Proses pembuatan emping jagung atau biasa disebut “jagung ceples” cukup mudah karena tergolong sebagai home industry. Jagung direbus dengan campuran batu gamping supaya empuk, kemudian dicuci bersih dan direndam selama satu hari. Dilanjutkan dengan proses penanakan sampai kulit jagung terkelupas dan pemipihan. Jagung yang sudah dipipihkan dijemur dibawah sinar matahari dan didinginkan selama satu jam. Apabila memasuki musim hujan, maka jagung dapat dikeringkan menggunakan oven. Setelah digoreng, emping jagung dibumbui dengan garam dan bawang putih dan siap dikemas.

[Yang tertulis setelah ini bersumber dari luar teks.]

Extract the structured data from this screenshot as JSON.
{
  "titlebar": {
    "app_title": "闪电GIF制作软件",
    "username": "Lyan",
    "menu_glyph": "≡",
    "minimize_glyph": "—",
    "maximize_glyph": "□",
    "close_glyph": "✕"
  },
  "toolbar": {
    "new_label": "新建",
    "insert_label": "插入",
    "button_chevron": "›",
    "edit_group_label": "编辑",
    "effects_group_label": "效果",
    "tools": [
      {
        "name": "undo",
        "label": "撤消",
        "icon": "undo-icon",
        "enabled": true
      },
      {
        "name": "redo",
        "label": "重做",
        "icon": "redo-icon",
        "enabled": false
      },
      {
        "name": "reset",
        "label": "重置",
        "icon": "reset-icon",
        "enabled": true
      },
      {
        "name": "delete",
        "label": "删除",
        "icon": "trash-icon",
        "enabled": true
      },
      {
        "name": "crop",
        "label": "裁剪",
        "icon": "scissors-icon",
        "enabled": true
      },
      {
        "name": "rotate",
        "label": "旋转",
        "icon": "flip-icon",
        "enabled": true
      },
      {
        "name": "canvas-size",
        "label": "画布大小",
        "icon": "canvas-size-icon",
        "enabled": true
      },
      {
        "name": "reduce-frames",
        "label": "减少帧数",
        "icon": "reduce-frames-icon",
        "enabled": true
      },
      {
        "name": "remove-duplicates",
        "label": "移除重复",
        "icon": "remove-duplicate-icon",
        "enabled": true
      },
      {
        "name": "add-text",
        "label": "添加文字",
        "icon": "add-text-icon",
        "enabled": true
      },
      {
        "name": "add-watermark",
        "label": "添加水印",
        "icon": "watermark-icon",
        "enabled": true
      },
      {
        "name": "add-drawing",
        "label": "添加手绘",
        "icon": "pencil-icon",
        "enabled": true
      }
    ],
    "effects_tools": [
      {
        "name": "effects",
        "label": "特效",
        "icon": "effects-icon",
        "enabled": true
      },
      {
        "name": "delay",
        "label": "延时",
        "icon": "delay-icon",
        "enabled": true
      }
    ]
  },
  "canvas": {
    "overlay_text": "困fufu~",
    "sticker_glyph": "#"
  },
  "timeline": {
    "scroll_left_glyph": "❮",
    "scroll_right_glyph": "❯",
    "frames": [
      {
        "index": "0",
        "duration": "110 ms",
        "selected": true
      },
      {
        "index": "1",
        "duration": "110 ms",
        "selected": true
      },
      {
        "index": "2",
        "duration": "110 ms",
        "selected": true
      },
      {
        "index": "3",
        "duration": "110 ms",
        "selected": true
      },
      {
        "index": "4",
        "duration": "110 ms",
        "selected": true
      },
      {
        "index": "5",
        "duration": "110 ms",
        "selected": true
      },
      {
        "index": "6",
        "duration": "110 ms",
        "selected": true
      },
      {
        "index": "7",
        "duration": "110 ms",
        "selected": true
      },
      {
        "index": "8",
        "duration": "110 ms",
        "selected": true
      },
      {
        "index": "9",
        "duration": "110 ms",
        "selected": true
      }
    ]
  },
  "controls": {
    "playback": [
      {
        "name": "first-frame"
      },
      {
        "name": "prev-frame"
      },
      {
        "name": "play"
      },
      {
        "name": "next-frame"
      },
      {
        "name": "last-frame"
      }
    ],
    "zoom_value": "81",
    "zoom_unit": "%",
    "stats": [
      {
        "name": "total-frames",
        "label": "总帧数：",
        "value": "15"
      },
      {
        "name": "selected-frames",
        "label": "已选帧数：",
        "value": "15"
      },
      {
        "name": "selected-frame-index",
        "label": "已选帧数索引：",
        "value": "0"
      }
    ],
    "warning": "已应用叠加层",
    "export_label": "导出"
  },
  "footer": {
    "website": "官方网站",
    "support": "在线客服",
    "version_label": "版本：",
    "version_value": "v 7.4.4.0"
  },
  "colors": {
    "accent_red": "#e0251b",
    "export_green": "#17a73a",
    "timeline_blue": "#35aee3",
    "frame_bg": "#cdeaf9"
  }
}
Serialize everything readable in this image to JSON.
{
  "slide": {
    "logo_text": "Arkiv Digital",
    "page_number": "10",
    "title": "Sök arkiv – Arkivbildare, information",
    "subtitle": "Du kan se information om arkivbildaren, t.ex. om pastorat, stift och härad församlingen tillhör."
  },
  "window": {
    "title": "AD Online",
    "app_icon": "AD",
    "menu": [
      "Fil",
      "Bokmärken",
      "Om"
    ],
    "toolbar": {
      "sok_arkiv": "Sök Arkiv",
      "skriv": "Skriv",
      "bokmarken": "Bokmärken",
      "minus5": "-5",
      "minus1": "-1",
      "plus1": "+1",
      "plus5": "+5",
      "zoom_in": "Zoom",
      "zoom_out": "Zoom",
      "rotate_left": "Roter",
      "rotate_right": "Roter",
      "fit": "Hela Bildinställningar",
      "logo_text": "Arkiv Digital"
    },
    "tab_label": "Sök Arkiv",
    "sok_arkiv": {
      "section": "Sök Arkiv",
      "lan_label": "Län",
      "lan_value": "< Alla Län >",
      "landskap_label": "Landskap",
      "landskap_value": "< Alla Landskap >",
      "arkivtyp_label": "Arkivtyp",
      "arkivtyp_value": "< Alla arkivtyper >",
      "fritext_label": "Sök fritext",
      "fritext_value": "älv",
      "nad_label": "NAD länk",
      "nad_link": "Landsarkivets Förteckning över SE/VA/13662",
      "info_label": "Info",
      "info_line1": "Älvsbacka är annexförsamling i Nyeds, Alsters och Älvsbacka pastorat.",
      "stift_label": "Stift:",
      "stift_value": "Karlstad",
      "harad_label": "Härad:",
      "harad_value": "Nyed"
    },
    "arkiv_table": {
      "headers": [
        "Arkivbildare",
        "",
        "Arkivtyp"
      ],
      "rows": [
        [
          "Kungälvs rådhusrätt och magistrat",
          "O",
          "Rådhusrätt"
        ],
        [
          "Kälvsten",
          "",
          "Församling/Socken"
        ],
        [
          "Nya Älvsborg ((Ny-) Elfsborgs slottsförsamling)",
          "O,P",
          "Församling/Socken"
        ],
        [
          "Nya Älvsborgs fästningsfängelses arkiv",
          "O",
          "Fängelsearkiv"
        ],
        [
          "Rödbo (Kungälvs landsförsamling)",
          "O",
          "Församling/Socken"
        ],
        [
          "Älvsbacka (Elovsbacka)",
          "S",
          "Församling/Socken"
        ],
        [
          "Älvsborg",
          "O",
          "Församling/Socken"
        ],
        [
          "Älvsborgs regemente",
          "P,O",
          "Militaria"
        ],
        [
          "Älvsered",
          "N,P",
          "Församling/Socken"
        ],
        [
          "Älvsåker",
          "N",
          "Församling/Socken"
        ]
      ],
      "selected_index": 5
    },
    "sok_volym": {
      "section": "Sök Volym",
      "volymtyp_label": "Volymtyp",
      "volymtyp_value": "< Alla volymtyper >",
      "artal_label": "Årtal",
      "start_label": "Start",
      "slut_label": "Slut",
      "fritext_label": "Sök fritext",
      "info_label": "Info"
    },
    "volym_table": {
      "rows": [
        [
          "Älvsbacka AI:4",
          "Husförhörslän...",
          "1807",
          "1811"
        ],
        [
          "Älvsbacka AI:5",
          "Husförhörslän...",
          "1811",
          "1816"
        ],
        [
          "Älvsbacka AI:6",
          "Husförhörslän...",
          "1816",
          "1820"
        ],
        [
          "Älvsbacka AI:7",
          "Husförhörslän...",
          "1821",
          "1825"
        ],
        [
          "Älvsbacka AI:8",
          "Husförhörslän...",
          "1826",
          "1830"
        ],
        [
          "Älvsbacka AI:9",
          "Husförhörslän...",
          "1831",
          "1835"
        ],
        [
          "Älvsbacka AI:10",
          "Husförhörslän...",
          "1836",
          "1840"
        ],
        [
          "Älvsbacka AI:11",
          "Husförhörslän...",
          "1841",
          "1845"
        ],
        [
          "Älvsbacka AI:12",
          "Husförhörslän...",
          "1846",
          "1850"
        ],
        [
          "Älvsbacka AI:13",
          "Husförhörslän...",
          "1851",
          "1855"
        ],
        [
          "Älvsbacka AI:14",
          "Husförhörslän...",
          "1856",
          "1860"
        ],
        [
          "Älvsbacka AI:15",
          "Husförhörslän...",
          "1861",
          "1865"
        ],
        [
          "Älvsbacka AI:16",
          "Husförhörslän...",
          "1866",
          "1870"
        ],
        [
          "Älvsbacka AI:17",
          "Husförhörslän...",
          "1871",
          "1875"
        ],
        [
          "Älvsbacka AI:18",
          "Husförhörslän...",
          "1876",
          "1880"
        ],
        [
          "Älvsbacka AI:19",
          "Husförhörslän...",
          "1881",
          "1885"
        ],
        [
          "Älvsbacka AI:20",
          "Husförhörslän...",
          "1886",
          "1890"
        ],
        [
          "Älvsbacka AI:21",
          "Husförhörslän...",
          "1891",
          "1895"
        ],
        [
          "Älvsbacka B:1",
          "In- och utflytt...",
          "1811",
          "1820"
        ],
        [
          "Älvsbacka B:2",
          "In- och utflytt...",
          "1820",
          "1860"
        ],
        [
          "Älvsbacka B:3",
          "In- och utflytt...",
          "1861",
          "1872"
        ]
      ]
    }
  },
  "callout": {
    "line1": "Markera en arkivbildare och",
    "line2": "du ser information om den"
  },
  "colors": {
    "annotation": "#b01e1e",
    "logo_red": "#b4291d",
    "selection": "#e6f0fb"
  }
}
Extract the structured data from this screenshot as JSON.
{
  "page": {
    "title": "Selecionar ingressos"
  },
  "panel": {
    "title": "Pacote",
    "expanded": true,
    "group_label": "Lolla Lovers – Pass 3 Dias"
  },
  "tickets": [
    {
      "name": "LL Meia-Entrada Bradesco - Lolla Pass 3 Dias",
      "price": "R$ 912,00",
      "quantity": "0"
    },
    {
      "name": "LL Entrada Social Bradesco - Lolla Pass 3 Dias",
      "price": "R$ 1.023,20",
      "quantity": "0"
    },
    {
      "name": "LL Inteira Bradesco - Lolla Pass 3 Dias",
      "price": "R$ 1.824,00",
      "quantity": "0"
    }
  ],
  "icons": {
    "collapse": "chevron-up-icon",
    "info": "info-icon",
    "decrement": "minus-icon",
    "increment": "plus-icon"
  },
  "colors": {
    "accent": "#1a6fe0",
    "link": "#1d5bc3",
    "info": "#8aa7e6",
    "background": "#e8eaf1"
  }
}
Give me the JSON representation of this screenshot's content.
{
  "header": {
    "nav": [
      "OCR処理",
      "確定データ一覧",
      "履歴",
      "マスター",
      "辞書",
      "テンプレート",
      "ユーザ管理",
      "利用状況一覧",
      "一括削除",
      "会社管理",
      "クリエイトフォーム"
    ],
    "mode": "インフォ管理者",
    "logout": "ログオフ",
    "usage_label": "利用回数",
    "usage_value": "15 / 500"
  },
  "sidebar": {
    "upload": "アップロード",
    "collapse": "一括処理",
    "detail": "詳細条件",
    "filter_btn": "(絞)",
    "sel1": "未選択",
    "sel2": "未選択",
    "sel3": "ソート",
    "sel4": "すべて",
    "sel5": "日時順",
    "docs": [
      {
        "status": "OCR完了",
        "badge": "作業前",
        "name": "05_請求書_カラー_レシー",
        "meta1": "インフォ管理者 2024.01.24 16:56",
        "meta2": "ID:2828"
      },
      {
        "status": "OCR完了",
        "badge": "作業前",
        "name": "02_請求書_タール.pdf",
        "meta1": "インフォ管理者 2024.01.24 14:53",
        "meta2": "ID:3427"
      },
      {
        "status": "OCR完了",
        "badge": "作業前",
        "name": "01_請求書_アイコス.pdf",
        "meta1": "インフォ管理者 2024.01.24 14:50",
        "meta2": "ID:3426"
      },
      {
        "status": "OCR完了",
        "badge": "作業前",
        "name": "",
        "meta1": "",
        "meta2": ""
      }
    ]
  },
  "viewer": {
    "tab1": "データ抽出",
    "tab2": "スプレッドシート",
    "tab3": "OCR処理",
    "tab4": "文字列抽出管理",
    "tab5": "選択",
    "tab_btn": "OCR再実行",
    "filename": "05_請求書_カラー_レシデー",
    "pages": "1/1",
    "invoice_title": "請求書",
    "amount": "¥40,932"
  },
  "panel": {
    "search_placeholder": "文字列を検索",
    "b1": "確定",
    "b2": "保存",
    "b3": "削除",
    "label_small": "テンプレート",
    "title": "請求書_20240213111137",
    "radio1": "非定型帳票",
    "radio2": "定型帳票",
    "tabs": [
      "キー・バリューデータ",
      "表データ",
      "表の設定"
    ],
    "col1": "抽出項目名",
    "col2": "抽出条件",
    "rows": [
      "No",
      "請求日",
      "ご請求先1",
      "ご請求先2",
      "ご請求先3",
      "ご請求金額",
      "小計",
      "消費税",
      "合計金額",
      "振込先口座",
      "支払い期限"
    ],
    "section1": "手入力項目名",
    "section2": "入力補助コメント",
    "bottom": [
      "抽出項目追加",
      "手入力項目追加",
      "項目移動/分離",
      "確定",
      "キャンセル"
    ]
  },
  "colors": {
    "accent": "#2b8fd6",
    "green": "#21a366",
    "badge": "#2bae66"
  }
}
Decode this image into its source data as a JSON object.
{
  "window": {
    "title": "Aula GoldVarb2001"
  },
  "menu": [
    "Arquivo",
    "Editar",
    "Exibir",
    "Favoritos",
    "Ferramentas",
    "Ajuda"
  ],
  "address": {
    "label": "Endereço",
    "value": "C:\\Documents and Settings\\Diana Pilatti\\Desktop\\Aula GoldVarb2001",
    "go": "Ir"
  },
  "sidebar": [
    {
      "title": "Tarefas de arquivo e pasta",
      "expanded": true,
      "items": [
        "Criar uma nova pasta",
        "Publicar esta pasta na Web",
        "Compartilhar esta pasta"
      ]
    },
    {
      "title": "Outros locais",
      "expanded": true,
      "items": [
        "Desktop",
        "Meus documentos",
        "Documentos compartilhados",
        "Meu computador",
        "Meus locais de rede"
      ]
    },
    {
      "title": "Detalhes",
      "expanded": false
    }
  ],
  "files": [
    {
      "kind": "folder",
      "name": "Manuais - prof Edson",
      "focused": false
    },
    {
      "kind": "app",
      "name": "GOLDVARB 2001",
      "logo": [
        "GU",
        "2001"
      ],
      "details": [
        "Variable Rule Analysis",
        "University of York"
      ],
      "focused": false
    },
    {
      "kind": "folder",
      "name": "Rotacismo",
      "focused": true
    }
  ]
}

Usaha Emping Jagung memang menjanjikan, mengingat tingginya minat konsumen dan kompetisi bisnis yang tidak terlalu ketat. Emping jagung mulai dilirik oleh konsumen dari luar kota, beberapa meminta supaya produk Bapak Sarwadi dapat dijual di Jakarta. Bahkan seorang pengusaha dari Brebes sempat mengunjungi kediamannya untuk belajar usaha emping jagung dan kemudian mengembangkan usaha emping jagung yang lebih besar. Namun Bapak Sarwadi lebih memilih produknya dijual dalam skala kecil, mengingat kurangnya lahan dan keawetan emping jagung miliknya yang hanya bertahan kurang lebih lima belas hari. “Masalahnya kalau mau dikembangin lagi harus ada tempat jemuran, lahan kami terbatas”. Apabila usahanya dikembangkan dengan bantuan pihak lain sebagai penyedia lahan maupun pegawai, maka diperlukan bagi hasil sehingga harga produknya semakin meroket. “Kalau kerjasama harganya makin mahal, saya lebih suka usaha keluarga karena tidak perlu repot bagi hasil” pungkas Bapak Sarwadi.